Le Cameroun sacrifie ses forêts sur l’autel du chocolat

Le Cameroun a décidé de tripler sa production d'ici 2030, visant le podium mondial du cacao. Résultat: 781 000 hectares de forêt sont rayés de la carte depuis 2020.
Instaurer la traçabilité de la production de cacao au Cameroun semble être une mission impossible.

Un rapport de l’ONG Mighty Earth révèle comment l’industrie du cacao dévore les dernières forêts intactes d’Afrique centrale. Le compte à rebours a commencé.

Le Cameroun vit actuellement un drame environnemental en temps réel. Pendant que vous lisez ces lignes, des tronçonneuses rasent méthodiquement les forêts millénaires du bassin du Congo. La cause ? Une soif insatiable de cacao qui transforme le pays en nouveau terrain de chasse pour les multinationales du chocolat.

Les chiffres sont effrayants : 781 000 hectares de forêt sont rayés de la carte depuis 2020. Pour visualiser l’ampleur du désastre, imaginez la Corse entière transformée en plantations de cacao. Dans certaines zones, 40% des arbres centenaires ont disparu en cinq petites années.

Cette hécatombe n’est pas un accident. C’est un plan orchestré. Le Cameroun a décidé de tripler sa production d’ici 2030, visant le podium mondial du cacao. Objectif : détrôner les géants ouest-africains (Côte d’Ivoire et Ghana) en exploitant ses dernières forêts vierges.

Paradoxe cruel : 80% de ce cacao atterrit dans les tablettes produites en Europe. Chaque carré de chocolat que les consommateurs des pays riches croquent porte potentiellement l’empreinte de cette destruction. L’Union européenne tente de stopper le massacre avec son nouveau Règlement contre la déforestation (RDUE) qui entrera en vigueur le 30 décembre 2025.

Ce nouvel acte exige une traçabilité totale : chaque fève doit prouver qu’elle ne vient pas de zones déboisées après 2020. La mission semble impossible dans un secteur gangrené par l’opacité et les circuits parallèles.

Source : Global Forest Watch 

Les « coxeurs », ces fantômes qui sabotent tout

Au cœur du système : les « coxeurs », ces intermédiaires de l’ombre qui achètent cash aux producteurs. Ils mélangent allègrement cacao « propre » et cacao issu de déforestation, rendant toute traçabilité illusoire. Ces hommes de l’ombre détiennent les clés du système : ils paient comptant quand les coopératives officielles imposent des délais insupportables aux agriculteurs.

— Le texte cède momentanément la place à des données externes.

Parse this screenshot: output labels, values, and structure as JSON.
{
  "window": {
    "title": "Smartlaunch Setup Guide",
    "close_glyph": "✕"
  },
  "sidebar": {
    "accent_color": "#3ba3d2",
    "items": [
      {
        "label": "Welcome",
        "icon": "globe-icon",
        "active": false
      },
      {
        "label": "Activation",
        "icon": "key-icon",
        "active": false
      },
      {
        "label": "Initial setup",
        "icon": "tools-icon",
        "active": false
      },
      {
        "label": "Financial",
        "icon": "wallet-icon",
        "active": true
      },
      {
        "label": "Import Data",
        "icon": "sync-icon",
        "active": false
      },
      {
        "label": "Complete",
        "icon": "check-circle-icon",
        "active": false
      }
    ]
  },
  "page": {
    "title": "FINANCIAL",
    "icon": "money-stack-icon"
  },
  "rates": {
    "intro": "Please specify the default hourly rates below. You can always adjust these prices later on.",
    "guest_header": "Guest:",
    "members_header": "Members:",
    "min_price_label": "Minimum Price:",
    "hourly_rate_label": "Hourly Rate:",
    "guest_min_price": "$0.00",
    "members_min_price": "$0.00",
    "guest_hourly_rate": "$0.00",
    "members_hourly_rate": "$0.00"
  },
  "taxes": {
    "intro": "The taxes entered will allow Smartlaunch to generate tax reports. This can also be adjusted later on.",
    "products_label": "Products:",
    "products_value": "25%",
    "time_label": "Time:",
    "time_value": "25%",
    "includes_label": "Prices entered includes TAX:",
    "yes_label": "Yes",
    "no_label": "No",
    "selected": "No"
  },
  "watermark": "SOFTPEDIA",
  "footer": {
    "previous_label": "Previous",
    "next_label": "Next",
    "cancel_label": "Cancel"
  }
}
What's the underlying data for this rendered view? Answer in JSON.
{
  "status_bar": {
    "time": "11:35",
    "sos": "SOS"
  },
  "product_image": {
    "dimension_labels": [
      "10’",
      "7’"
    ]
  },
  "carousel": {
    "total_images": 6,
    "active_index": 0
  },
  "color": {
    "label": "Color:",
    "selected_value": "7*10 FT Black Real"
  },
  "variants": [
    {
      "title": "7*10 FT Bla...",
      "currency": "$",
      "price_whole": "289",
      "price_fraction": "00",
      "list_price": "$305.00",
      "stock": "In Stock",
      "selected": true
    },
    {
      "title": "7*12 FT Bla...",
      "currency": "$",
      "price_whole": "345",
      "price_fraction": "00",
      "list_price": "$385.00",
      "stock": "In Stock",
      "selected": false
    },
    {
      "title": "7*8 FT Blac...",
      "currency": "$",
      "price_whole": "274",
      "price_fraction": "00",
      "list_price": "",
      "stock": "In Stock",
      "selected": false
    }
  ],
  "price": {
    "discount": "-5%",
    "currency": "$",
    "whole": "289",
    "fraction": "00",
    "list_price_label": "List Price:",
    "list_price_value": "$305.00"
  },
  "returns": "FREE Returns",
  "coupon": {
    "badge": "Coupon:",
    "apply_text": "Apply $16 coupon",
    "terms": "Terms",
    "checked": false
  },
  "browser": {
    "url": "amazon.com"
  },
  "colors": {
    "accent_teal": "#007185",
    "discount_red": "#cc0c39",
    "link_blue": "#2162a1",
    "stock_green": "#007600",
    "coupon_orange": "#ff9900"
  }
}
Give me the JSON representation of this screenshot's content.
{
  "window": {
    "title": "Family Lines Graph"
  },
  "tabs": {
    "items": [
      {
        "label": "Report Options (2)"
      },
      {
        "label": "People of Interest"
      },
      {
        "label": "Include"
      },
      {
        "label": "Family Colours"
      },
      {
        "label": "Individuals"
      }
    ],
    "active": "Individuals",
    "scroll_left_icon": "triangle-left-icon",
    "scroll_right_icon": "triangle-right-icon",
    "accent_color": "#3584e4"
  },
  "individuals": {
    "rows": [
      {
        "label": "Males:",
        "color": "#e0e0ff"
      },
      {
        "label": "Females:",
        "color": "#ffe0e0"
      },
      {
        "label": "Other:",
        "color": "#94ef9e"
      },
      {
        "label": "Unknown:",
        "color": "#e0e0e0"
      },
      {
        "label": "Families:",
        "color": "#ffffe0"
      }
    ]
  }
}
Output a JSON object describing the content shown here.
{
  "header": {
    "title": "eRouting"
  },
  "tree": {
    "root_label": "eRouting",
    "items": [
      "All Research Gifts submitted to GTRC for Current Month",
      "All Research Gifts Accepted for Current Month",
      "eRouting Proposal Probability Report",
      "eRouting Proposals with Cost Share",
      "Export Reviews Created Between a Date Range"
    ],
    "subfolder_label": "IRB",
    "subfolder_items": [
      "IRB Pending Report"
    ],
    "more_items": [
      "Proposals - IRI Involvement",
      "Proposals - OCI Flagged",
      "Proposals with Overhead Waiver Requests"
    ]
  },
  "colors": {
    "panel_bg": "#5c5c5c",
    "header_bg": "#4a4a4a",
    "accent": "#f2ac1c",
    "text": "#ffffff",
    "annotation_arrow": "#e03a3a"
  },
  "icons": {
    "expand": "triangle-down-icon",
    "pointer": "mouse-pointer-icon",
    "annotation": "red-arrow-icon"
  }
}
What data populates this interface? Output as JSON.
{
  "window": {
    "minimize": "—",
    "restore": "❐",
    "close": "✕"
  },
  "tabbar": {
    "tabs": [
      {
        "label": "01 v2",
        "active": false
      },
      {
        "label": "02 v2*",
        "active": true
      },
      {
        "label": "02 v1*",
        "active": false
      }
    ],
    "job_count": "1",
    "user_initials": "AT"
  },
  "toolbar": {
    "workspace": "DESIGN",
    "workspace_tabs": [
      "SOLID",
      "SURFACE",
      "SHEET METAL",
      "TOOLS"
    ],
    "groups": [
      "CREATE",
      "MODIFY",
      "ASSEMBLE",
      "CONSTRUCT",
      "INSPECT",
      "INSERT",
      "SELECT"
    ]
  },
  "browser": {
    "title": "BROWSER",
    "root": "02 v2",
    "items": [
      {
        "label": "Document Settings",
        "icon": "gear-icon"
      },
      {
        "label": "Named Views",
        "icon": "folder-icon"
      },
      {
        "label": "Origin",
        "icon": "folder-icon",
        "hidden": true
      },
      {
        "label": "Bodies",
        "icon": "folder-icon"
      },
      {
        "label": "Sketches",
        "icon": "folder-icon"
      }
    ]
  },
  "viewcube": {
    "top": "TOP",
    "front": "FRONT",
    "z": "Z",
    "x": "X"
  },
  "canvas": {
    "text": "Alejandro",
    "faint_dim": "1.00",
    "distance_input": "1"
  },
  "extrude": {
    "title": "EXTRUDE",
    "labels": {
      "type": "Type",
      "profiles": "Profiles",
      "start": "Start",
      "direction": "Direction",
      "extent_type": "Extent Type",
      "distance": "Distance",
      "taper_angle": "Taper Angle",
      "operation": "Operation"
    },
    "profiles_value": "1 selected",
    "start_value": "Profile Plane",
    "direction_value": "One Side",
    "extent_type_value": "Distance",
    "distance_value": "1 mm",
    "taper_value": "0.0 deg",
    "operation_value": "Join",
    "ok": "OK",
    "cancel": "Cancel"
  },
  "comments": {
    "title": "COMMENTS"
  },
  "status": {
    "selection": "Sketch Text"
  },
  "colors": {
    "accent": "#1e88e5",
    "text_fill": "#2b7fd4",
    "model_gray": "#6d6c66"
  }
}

Résultat : plus des deux tiers des producteurs camerounais croupissent sous le seuil de pauvreté. Cette misère les pousse inexorablement vers la solution de facilité : défricher toujours plus pour survivre.

Les victimes silencieuses de cette ruée sont les populations autochtones, la biodiversité ainsi que la faune (gorilles des plaines, éléphants de forêt et chimpanzés). Elles voient leur environnement se fragmenter jour après jour.

Les enquêtes de terrain menées par des équipes de Mighty Earth  à Nkondjock, Yabassi et Njombé (région du Littoral) révèlent la triste réalité : la déforestation bat son plein, même après 2020, en violation flagrante des futures normes européennes.

Le Cameroun fonce droit vers le même précipice que ses concurrents ouest-africains. La Côte d’Ivoire a perdu 80% de ses forêts en quelques décennies, se transformant d’éden tropical en savane dévastée. Le Ghana subit le même sort avec l’invasion systématique de ses parcs naturels.

Quelques lueurs d’espoir percent néanmoins. Des géants comme Barry Callebaut investissent dans la surveillance satellite et la cartographie. Mais ces efforts restent dérisoires face à l’urgence absolue.

Les solutions existent : réguler les coxeurs, intégrer les circuits informels, promouvoir l’agroforesterie, limiter les plantations aux terres déjà dégradées. Mais le temps file dangereusement.

Le Cameroun se trouve à la croisée des chemins. Soit il saisit cette dernière chance de préserver ses trésors naturels tout en développant son économie cacaoyère, soit il rejoint le club fermé des pays ayant tout sacrifié pour quelques décennies de profits chocolatés.

L’horloge tourne. Dans quelques années, il sera trop tard pour sauver ce qui peut encore l’être. Le choix appartient désormais aux dirigeants camerounais : laisser un héritage de prospérité durable ou un testament de désolation écologique.